Expanding the Limit for PHP Memory
An internal server error may occur if your PHP memory limit is exhausted. Increasing the memory limit in your WordPress admin should fix the internal server problem. To make this adjustment, you can go to your FTP client and increase the memory limit. Still, it’s advisable to consult with your hosting provider first to see if they’ll let you do so.
If you were able to solve the problem by expanding the memory limit, you’ve only done so briefly. Finding the underlying reason will still be necessary. A poorly-developed plugin or maybe even a theme feature could be the source of the problem. You can request the help of your hosting provider to examine the server logs and determine the exact diagnosis.
When everything else fails, try reuploading the wp-admin and wp-includes folders from a new WordPress installation to see if that fixes the internal server error. Doing this will not erase any of your data, but it may help if a corrupted file is the cause of the problem. Here are the steps you need to follow:
- The first step is to go to the WordPress.org site and click “Download.” The WordPress zip file will be downloaded on your PC.
- Extract the zip file.
- The next step is to use an FTP client to access your WordPress site.
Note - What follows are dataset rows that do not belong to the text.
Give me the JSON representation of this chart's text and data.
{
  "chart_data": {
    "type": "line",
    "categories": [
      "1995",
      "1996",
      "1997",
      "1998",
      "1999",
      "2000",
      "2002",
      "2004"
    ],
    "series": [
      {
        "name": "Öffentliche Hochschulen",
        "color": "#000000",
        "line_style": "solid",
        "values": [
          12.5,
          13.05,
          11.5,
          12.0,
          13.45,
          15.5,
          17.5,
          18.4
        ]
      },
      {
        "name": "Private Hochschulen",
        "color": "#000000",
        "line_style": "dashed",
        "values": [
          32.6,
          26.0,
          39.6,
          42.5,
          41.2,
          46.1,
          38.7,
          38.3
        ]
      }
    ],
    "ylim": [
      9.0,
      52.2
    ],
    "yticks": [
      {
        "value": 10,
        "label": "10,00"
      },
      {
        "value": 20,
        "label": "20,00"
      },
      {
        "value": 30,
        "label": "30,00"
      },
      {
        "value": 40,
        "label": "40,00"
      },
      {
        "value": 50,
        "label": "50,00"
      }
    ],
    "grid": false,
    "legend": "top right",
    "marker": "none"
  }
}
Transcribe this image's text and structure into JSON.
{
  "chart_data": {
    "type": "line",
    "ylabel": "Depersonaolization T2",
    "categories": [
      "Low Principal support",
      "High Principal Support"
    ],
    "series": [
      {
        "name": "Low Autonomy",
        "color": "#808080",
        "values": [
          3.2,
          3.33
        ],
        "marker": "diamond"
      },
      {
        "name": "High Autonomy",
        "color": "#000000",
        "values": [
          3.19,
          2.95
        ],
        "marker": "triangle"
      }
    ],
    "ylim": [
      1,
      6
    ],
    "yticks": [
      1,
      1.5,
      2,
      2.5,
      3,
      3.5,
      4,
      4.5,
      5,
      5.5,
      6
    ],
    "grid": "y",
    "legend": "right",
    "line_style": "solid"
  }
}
- Once connected, navigate to your website’s root folder. It’s the folder that contains the wp-admin, wp-includes, and wp-content directories.
- Open the WordPress directory on your computer in the left column.
- Right-click the wp-includes and wp-admin directories and select “Upload.” These will be transferred to your server by your FTP client.
- Then, you will have the option to overwrite files or not. Click “Overwrite” and then “Always use this action.” This will cause your FTP client to replace existing WordPress files with new copies.
A 500 internal server error can happen on any website. Getting to the bottom of one is like solving a puzzle. No one knows for sure what’s causing this kind of error. It could be a problem with the root directory, or it could be with a theme or plugin.
However, as unpleasant as it is to encounter a 500 internal server error, it isn’t quite as challenging to deal with as many may think. Your website should be back online in no time at all if you follow the tips we’ve provided with a bit of perseverance. If you’ve been struggling with this problem, we hope this article has pointed you in the right direction. It will help you resolve the 500 internal server error.